Is it Real or Just Summer Romance?
This is the third year we’ve known each other and we’re beginning to start dating again. The only problem is I don’t want to waste my time on him if it’s just going to be another summer thing where we both go our separate ways in the Fall. I’m fine being single and I enjoy the freedom it gives me to have fun whenever and with whoever I want so it’s not like I’m desperate to settle down or anything like that. I just don’t want to waste my time for a third summer in a row. How do I know if this just a summer fling or not?
First let me say how much I love your pseudonym. When you wrote me this I was thinking of Danny Zuko and Sandra Dee singing ‘Summer Lovin’ as well. In regards to your question, there’s a lot of things you can do to help you decide if this is just a summer fling or not.
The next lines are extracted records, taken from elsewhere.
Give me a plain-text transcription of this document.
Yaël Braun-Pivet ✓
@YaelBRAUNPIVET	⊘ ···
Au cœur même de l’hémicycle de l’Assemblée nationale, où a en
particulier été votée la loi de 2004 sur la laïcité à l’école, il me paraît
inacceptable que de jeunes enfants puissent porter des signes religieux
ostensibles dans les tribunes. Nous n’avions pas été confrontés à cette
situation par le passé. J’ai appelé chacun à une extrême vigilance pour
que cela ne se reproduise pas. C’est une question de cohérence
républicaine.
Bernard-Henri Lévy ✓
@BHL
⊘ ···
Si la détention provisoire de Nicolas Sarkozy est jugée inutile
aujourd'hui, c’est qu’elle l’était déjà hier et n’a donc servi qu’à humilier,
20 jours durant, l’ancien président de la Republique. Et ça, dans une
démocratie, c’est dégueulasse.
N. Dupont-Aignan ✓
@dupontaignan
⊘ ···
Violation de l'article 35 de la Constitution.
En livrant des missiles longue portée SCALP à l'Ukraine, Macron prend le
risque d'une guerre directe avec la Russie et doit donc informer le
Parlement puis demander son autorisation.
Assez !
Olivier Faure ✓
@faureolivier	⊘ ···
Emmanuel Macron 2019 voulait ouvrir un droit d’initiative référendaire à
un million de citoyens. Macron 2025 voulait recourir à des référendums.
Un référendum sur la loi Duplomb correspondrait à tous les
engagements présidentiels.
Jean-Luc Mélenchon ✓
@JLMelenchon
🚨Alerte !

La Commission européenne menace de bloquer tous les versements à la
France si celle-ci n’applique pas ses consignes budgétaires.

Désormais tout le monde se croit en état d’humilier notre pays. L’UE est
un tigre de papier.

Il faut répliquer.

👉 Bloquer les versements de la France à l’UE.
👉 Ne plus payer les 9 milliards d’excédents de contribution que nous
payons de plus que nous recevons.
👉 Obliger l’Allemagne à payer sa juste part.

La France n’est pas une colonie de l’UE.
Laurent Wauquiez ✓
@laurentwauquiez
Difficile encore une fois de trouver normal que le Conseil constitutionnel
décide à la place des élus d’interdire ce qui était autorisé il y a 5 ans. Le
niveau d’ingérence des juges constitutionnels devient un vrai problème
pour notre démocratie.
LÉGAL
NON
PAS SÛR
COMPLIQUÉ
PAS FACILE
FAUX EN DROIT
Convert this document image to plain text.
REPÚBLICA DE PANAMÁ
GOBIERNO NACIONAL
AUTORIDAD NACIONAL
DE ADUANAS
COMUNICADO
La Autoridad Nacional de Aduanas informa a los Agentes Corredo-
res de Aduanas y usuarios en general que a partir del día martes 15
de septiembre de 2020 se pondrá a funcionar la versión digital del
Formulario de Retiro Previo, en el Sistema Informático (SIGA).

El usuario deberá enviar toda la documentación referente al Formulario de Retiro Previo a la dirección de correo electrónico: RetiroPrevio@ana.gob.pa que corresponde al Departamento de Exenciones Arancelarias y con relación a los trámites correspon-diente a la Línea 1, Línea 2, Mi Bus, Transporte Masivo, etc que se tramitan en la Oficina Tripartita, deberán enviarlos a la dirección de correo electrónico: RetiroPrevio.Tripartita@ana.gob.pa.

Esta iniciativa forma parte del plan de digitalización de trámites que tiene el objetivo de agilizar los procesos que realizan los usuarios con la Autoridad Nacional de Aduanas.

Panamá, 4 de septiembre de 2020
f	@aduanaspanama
Ways to Tell if it’s Just Summer Lovin’
First of all, you need to look inside of you and examine your own feelings. In summer romances, there is usually a lot of intense feelings all the sudden that go along with you both having a lot of fun together. Summer has longer days and better weather so you can do more things with others more often. In other words, it gives you more opportunities to have more fun with people you might not otherwise have fun with. Examining your own feelings will help you decide if you’re having more long-term feelings for him or if you’re just twitterpated.
Secondly, you need to decide if he’s just looking for summer romance or if he’s looking to settle down and commit. When you guys go out do you go do serious things together (like going to meet each others’ parents, etc.?) or do you mostly just do fun summer-ish things like going to the beach, miniature golfing, etc? Couples in serious relationships do serious things together. Couples in short-term relationships do fun things together but never take it to the next level.
Third, you can decide if it’s a summer fling or not by looking at your level of commitment to each other. If he’s turning down friends to make time to go out with you, it’s a little more than just a summer fling. Also, if he’s inviting you to go places with him and his friends and wants you to be included in his life that way, it’s probably more than just a summer fling.
Summer flings are exciting and fun. But make sure you know your limits and that you’re not getting invested in something that’s going to end in a breakup. That turn Summer lovin’ into Fall grievin’.